Target set selection problem

Diffusion process visualization under the IC model

This project was developed as part of the Algorithmics course (Q2 2022–2023) at FIB‑UPC by Fernando Guirao, Àlex Domínguez, Haroon Rehman and Guillem Gaya.

Abstract

The Target Set Selection problem (TSS) is a combinatorial optimization problem proposed by Kempe, Kleinberg, and Tardos. The goal is to find a maximum influence (IM) set in a social network. Let $G = (V, E)$ be the graph representing the social network; the objective is to find a set $S$ capable of spreading influence to the largest possible number of nodes in $G$. The spread of influence is studied under the Independent Cascade (IC) model and the Linear Threshold (LT) model.

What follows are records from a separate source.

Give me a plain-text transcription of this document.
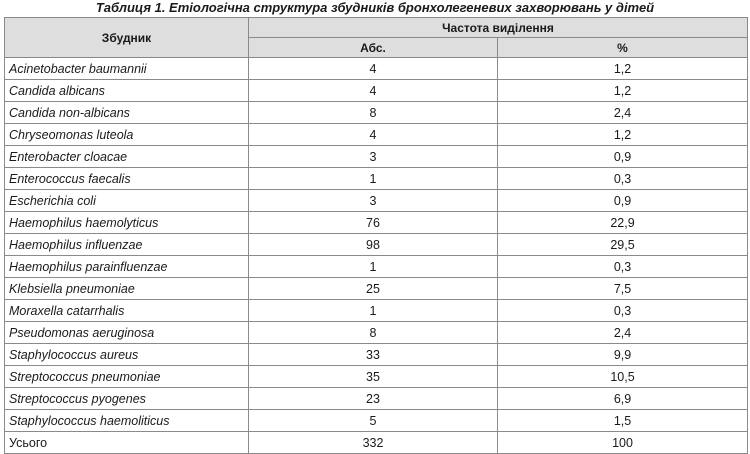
Таблиця 1. Етіологічна структура збудників бронхолегеневих захворювань у дітей
Збудник	Частота виділення	
	Абс.	%
Acinetobacter baumannii	4	1,2
Candida albicans	4	1,2
Candida non-albicans	8	2,4
Chryseomonas luteola	4	1,2
Enterobacter cloacae	3	0,9
Enterococcus faecalis	1	0,3
Escherichia coli	3	0,9
Haemophilus haemolyticus	76	22,9
Haemophilus influenzae	98	29,5
Haemophilus parainfluenzae	1	0,3
Klebsiella pneumoniae	25	7,5
Moraxella catarrhalis	1	0,3
Pseudomonas aeruginosa	8	2,4
Staphylococcus aureus	33	9,9
Streptococcus pneumoniae	35	10,5
Streptococcus pyogenes	23	6,9
Staphylococcus haemoliticus	5	1,5
Усього	332	100
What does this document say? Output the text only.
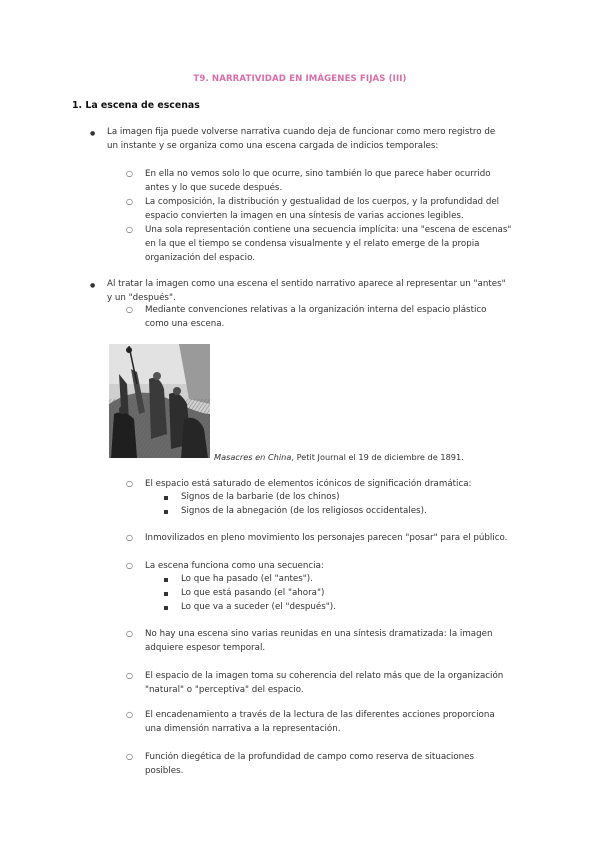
T9. NARRATIVIDAD EN IMÁGENES FIJAS (III)
1. La escena de escenas
● La imagen fija puede volverse narrativa cuando deja de funcionar como mero registro de
un instante y se organiza como una escena cargada de indicios temporales:
○ En ella no vemos solo lo que ocurre, sino también lo que parece haber ocurrido
antes y lo que sucede después.
○ La composición, la distribución y gestualidad de los cuerpos, y la profundidad del
espacio convierten la imagen en una síntesis de varias acciones legibles.
○ Una sola representación contiene una secuencia implícita: una "escena de escenas"
en la que el tiempo se condensa visualmente y el relato emerge de la propia
organización del espacio.
● Al tratar la imagen como una escena el sentido narrativo aparece al representar un "antes"
y un "después".
○ Mediante convenciones relativas a la organización interna del espacio plástico
como una escena.
Masacres en China, Petit Journal el 19 de diciembre de 1891.
○ El espacio está saturado de elementos icónicos de significación dramática:
Signos de la barbarie (de los chinos)
Signos de la abnegación (de los religiosos occidentales).
○ Inmovilizados en pleno movimiento los personajes parecen "posar" para el público.
○ La escena funciona como una secuencia:
Lo que ha pasado (el "antes").
Lo que está pasando (el "ahora")
Lo que va a suceder (el "después").
○ No hay una escena sino varias reunidas en una síntesis dramatizada: la imagen
adquiere espesor temporal.
○ El espacio de la imagen toma su coherencia del relato más que de la organización
"natural" o "perceptiva" del espacio.
○ El encadenamiento a través de la lectura de las diferentes acciones proporciona
una dimensión narrativa a la representación.
○ Función diegética de la profundidad de campo como reserva de situaciones
posibles.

This problem has two variants: the maximization variant (known as $k$-MAX-influence), where, given a limited number of resources (nodes) $k$, the goal is to maximize the influence spread. On the other hand, in the minimization variant (known as $J$-MIN-Seed), the objective is to find the smallest subset capable of spreading influence to at least $J$ nodes in the network.

This project focuses on the second variant of the problem and aims to provide a solution using a greedy algorithm, a local search, and a metaheuristic.

📄 You can find the full report here. (The experimental part could not be 100% completed).

Test it yourself!

Requirements

C++ requirements

To run the C++ implementations, you only need a standard C++ compiler like g++:

$ g++ -std=c++17 your_file.cpp -o your_program

Python requirements (for visualizations)

The visualization script is provided in Python. You can install the required packages with:

$ pip install -r requirements.txt

Usage

To try out the algorithms, simply compile the desired .cpp file individually and run it using any DIMACS-formatted graph as input. For example:

$ g++ -std=c++17 localSearchIC.cpp -o localSearchIC

$ ./localSearchIC < instances/graph_jazz.dimacs

The output will display the number of selected seed nodes. If you're running local search or simulated annealing, it will also show the number of seed nodes after optimizing the initial solution.

Inside each C++ file, you can manually adjust parameters in the main function, such as the influence probability, the target number of influenced nodes, or algorithm-specific settings (e.g., cooling schedule for simulated annealing).